From Small to Scale: Lessons Learned on the Requirements of Coordinated Selective Web Archiving and Its Applications

Balázs Indig1,2, Zsófia Sárközi-Lindner1,2, Mihály Nagy1,2

1Eötvös Loránd University, Department of Digital Humanities, Budapest, Hungary; 2National laboratory for Digital Humanities, Budapest, Hungary

Today, web archiving is measured on an increasingly large scale, pressurizing newcomers and independent researchers to keep up with the pace of development and maintain an expensive ecosystem of expertise and machinery. These dynamics involve a fast and broad collection phase, resulting in a large pool of data, followed by a slower enrichment phase consisting of cleaning, deduplication and annotation.

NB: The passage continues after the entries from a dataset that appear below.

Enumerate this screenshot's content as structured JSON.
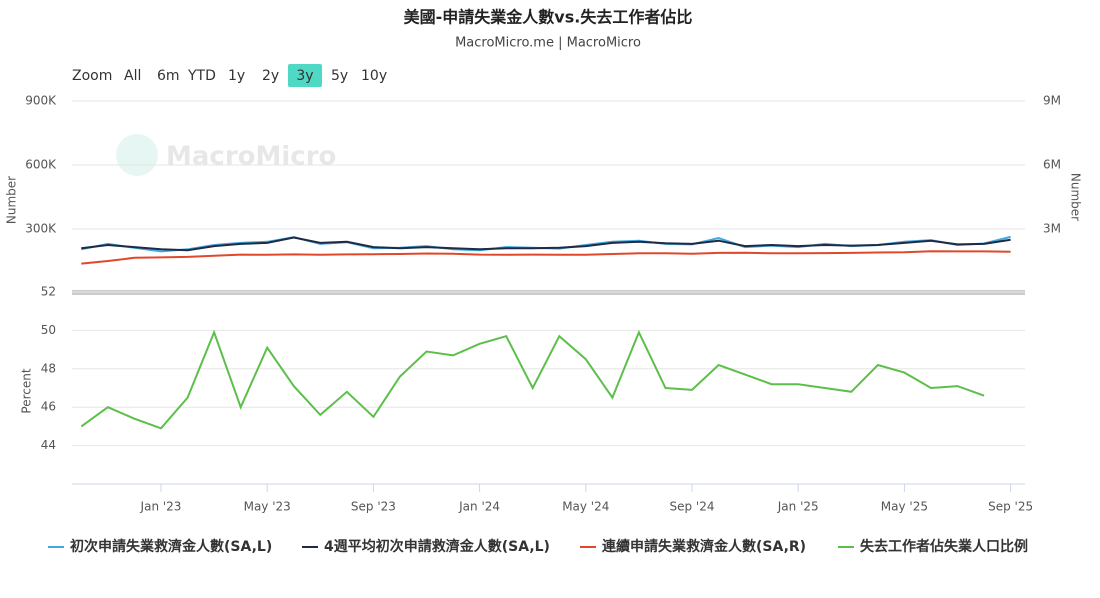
{
  "header": {
    "title": "美國-申請失業金人數vs.失去工作者佔比",
    "subtitle": "MacroMicro.me | MacroMicro",
    "watermark": "MacroMicro"
  },
  "range_selector": {
    "label": "Zoom",
    "buttons": [
      "All",
      "6m",
      "YTD",
      "1y",
      "2y",
      "3y",
      "5y",
      "10y"
    ],
    "active": "3y"
  },
  "chart_data": [
    {
      "type": "line",
      "y_label": "Number",
      "y2_label": "Number",
      "x": [
        "2022-10",
        "2022-11",
        "2022-12",
        "2023-01",
        "2023-02",
        "2023-03",
        "2023-04",
        "2023-05",
        "2023-06",
        "2023-07",
        "2023-08",
        "2023-09",
        "2023-10",
        "2023-11",
        "2023-12",
        "2024-01",
        "2024-02",
        "2024-03",
        "2024-04",
        "2024-05",
        "2024-06",
        "2024-07",
        "2024-08",
        "2024-09",
        "2024-10",
        "2024-11",
        "2024-12",
        "2025-01",
        "2025-02",
        "2025-03",
        "2025-04",
        "2025-05",
        "2025-06",
        "2025-07",
        "2025-08",
        "2025-09"
      ],
      "ylim": [
        0,
        900000
      ],
      "yticks": [
        {
          "value": 300000,
          "label": "300K"
        },
        {
          "value": 600000,
          "label": "600K"
        },
        {
          "value": 900000,
          "label": "900K"
        }
      ],
      "y2lim": [
        0,
        9000000
      ],
      "y2ticks": [
        {
          "value": 3000000,
          "label": "3M"
        },
        {
          "value": 6000000,
          "label": "6M"
        },
        {
          "value": 9000000,
          "label": "9M"
        }
      ],
      "grid": true,
      "series": [
        {
          "name": "初次申請失業救濟金人數(SA,L)",
          "color": "#3fa9e0",
          "values": [
            205000,
            230000,
            212000,
            195000,
            205000,
            225000,
            235000,
            240000,
            262000,
            230000,
            238000,
            210000,
            212000,
            220000,
            205000,
            200000,
            215000,
            212000,
            208000,
            225000,
            240000,
            245000,
            230000,
            228000,
            258000,
            215000,
            222000,
            215000,
            230000,
            220000,
            225000,
            240000,
            248000,
            225000,
            232000,
            263000
          ]
        },
        {
          "name": "4週平均初次申請救濟金人數(SA,L)",
          "color": "#1f2a44",
          "values": [
            210000,
            225000,
            215000,
            205000,
            200000,
            220000,
            230000,
            235000,
            260000,
            235000,
            240000,
            215000,
            210000,
            215000,
            210000,
            205000,
            210000,
            210000,
            212000,
            220000,
            235000,
            240000,
            233000,
            230000,
            245000,
            220000,
            225000,
            220000,
            225000,
            222000,
            225000,
            235000,
            245000,
            228000,
            230000,
            250000
          ]
        },
        {
          "name": "連續申請失業救濟金人數(SA,R)",
          "color": "#e0482c",
          "axis": "y2",
          "values": [
            1380000,
            1500000,
            1650000,
            1670000,
            1690000,
            1750000,
            1800000,
            1790000,
            1810000,
            1790000,
            1810000,
            1820000,
            1830000,
            1850000,
            1840000,
            1800000,
            1790000,
            1800000,
            1790000,
            1790000,
            1830000,
            1860000,
            1860000,
            1840000,
            1880000,
            1890000,
            1860000,
            1860000,
            1870000,
            1880000,
            1900000,
            1910000,
            1960000,
            1950000,
            1950000,
            1930000
          ]
        }
      ]
    },
    {
      "type": "line",
      "y_label": "Percent",
      "x": [
        "2022-10",
        "2022-11",
        "2022-12",
        "2023-01",
        "2023-02",
        "2023-03",
        "2023-04",
        "2023-05",
        "2023-06",
        "2023-07",
        "2023-08",
        "2023-09",
        "2023-10",
        "2023-11",
        "2023-12",
        "2024-01",
        "2024-02",
        "2024-03",
        "2024-04",
        "2024-05",
        "2024-06",
        "2024-07",
        "2024-08",
        "2024-09",
        "2024-10",
        "2024-11",
        "2024-12",
        "2025-01",
        "2025-02",
        "2025-03",
        "2025-04",
        "2025-05",
        "2025-06",
        "2025-07",
        "2025-08",
        "2025-09"
      ],
      "ylim": [
        42,
        52
      ],
      "yticks": [
        44,
        46,
        48,
        50,
        52
      ],
      "grid": true,
      "xticks": [
        {
          "value": "2023-01",
          "label": "Jan '23"
        },
        {
          "value": "2023-05",
          "label": "May '23"
        },
        {
          "value": "2023-09",
          "label": "Sep '23"
        },
        {
          "value": "2024-01",
          "label": "Jan '24"
        },
        {
          "value": "2024-05",
          "label": "May '24"
        },
        {
          "value": "2024-09",
          "label": "Sep '24"
        },
        {
          "value": "2025-01",
          "label": "Jan '25"
        },
        {
          "value": "2025-05",
          "label": "May '25"
        },
        {
          "value": "2025-09",
          "label": "Sep '25"
        }
      ],
      "series": [
        {
          "name": "失去工作者佔失業人口比例",
          "color": "#5cbf4a",
          "values": [
            45.0,
            46.0,
            45.4,
            44.9,
            46.5,
            49.9,
            46.0,
            49.1,
            47.1,
            45.6,
            46.8,
            45.5,
            47.6,
            48.9,
            48.7,
            49.3,
            49.7,
            47.0,
            49.7,
            48.5,
            46.5,
            49.9,
            47.0,
            46.9,
            48.2,
            47.7,
            47.2,
            47.2,
            47.0,
            46.8,
            48.2,
            47.8,
            47.0,
            47.1,
            46.6,
            null
          ]
        }
      ]
    }
  ]
}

Our streamlined methodology for specific web archiving use cases combines mainstream practices with new open-source tools. Our custom crawler conducts selective web archiving for portals (e.g. blogs, forums, currently applied to Hungarian news providers), using the taxonomy of the given portal to systematically extract all articles exclusively into portal-specific WARC files. As articles have uniform portal-dependent structure, they can be transformed into a portal-independent TEI XML format individually. This methodology enables assets (e.g. video) to be archived separately on demand.

We focus on textual content, which in case of using traditional web archives would require using resource intensive filtering. Alternatives like trafilatura are limited to automatic content extraction often yielding invalid TEI or incomplete metadata unlike our semi-automatic method. Resulting data are deposited by grouping portals under specific DOIs, enabling fine-grained access and version control.

With almost 3 million articles from more than 20 portals we developed a library for executing common tasks on these files, including NLP and format conversion to overcome the difficulties of interacting with the TEI standard. To provide access to our archive and gain insights through faceted search, we created a light-weight trend viewer application to visualize text and descriptive metadata.

Our collaborations with researchers have shown that our approach makes it easy to merge coordinated separate crawls promoting small archives created by different researchers, who may have lower technical skills, into a comprehensive collection that can in some respects serve as an alternative to mainstream archives.

Balázs Indig, Zsófia Sárközi-Lindner, and Mihály Nagy. 2022. Use the Metadata, Luke! – An Experimental Joint Metadata Search and N-gram Trend Viewer for Personal Web Archives. In Proceedings of the 2nd International Workshop on Natural Language Processing for Digital Humanities, pages 47–52, Taipei, Taiwan. Association for Computational Linguistics.